Wie sieht es beim Freistaat Bayern aus? - Das interessiert uns heute ganz besonders beim Haushalt 2010. Interessant ist, dass wir hier große Abweichungen hatten. Im Jahr 2003 hatten wir bei den Steuern zwischen den Einnahmen und Ausgaben ein strukturelles Defizit und einen Konsolidierungsbedarf von 2,7 Milliarden. Trotzdem ist es gelungen, auch solche Schwierigkeiten zu meistern. Diese Aufgabe war ähnlich der, die uns jetzt bevorsteht. Das ist uns gelungen, ohne die Verschuldung übermäßig zu erhöhen. Wir haben es im Schnitt über die Jahre gesehen geschafft, solche Schwankungen auszugleichen. 430 Millionen weniger pro Jahr sind eine Größenordnung, die man bei einem Haushalt von 42 Milliarden Euro schaffen kann; man kann das Gesamtproblem zwar nicht in einem einzigen Jahr schaffen, sondern man muss den Zeitraum etwas länger betrachten. In den zehn Jahren ist dies gelungen. Wir haben in den vergangenen Haushaltsjahren von 1999 bis 2008 ganze vier Milliarden neue Schulden gemacht.

Die Sorge mit dem Kaputtsparen brauchen wir uns nicht zu machen. Wer hier im Plenarsaal ein Land nennen kann, das beim Kaputtsparen erwischt worden ist, möge sich melden. Mir ist keines eingefallen. Ich weiß nicht, ob irgendein Kollege ein Beispiel kennt von jemandem, der sich beim Kaputtsparen den Tod geholt hat. Ich glaube, es gibt andere Beispiele, aber in diese Richtung ist mir noch keines unter die Augen gekommen. Vielleicht kann uns jemand einen Hinweis geben zu diesem neuen Schlagwort. Meine Damen und Herren, wichtig waren die Rücklagen. Sie belegen die solide Politik. Herr Kollege Halbleib hat gesagt, wir betrieben keine solide Haushaltspolitik. Wenn man keine neuen Schulden macht und Rücklagen hat, wird geklagt, dass die Rücklagen irgendwann zu Ende sind.

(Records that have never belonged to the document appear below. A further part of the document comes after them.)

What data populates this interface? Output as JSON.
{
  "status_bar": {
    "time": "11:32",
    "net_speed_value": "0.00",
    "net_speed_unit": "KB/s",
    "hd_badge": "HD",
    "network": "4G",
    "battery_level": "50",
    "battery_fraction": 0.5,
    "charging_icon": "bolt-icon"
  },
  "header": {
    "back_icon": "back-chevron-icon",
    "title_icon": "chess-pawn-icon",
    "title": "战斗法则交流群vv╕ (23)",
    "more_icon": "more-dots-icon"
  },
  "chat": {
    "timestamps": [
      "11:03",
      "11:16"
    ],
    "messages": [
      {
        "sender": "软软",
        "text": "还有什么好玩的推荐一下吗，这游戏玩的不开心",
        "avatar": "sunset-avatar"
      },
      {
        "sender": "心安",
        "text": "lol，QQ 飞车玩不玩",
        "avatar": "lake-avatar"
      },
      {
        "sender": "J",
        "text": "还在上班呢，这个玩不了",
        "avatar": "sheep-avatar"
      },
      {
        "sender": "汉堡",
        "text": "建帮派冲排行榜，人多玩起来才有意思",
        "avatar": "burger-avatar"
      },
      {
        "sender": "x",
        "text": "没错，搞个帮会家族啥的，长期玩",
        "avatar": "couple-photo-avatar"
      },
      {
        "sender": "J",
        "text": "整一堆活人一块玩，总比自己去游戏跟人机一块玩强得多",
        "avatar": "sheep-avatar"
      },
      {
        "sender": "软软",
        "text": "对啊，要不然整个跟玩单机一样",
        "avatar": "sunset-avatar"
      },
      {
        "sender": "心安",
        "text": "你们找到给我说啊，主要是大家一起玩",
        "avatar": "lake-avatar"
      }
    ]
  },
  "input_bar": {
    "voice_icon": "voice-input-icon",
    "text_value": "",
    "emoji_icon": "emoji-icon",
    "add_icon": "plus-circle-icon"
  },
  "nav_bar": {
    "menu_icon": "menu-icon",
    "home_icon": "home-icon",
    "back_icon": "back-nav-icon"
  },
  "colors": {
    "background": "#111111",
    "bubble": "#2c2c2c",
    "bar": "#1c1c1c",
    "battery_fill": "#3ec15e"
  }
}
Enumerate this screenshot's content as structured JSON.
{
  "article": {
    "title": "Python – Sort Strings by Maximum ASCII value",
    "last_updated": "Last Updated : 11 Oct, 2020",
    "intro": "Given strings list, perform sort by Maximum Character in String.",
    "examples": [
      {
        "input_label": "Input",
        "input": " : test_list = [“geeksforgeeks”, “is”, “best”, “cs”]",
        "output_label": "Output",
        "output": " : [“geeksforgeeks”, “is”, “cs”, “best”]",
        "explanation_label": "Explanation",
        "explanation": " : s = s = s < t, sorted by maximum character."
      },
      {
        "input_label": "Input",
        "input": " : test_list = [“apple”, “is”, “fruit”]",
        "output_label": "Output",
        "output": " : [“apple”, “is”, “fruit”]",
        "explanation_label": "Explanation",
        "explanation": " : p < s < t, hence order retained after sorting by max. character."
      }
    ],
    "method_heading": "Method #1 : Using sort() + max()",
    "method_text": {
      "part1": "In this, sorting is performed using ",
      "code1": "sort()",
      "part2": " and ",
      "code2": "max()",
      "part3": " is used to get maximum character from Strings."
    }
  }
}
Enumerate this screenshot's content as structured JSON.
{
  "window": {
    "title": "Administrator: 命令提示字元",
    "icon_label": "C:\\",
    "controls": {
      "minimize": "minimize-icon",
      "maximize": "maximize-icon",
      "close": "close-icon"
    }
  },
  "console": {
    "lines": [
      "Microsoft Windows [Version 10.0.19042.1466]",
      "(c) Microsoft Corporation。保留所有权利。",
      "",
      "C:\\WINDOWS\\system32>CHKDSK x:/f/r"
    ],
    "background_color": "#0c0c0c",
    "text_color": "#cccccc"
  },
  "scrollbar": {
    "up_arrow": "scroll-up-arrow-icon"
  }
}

(Zuruf des Abgeordneten Dr. Thomas Beyer (SPD))

Da kann man doch nur sagen: Wer Rücklagen hat, hat solide gewirtschaftet.

(Beifall bei der CSU und der FDP)

Ich habe Ihnen hier eine Liste mitgebracht; der Ausschuss-Vize bekommt diese Liste und kann das anschauen, wie die Zahlen rauf- und runtergehen. Die Vergangenheit war einmal genauso wie die Zukunft, die vor uns liegt. Hier ist ein wichtiges, interessantes Blatt, das ich hier vorzeige, Herr Kollege Beyer. Das ist mal eine interessante Lektüre.

(Dr. Thomas Beyer (SPD): Gerne!)

Dieses Blatt befasst sich mit dem Länderfinanzausgleich und mit dem Umsatzsteuerausgleich.

(Dr. Thomas Beyer (SPD): Meinen Sie den mit Kärnten? Die 3,7 Milliarden? Ja, darüber müssen wir reden!)

- Nein. Schauen Sie, jetzt habe ich Ihnen das Blatt gezeigt, und trotzdem wissen Sie nicht, was draufsteht. Bayern hat als Geberland im Jahr 2009 3,4 Milliarden geleistet. Das muss man sich einmal vor Augen halten. Das Nehmerland war Berlin unter Wowereit, unter einer rot-roten Regierung; die brauchen 2,9 Milliarden von uns, um überleben zu können, allein beim Länderfinanzausgleich.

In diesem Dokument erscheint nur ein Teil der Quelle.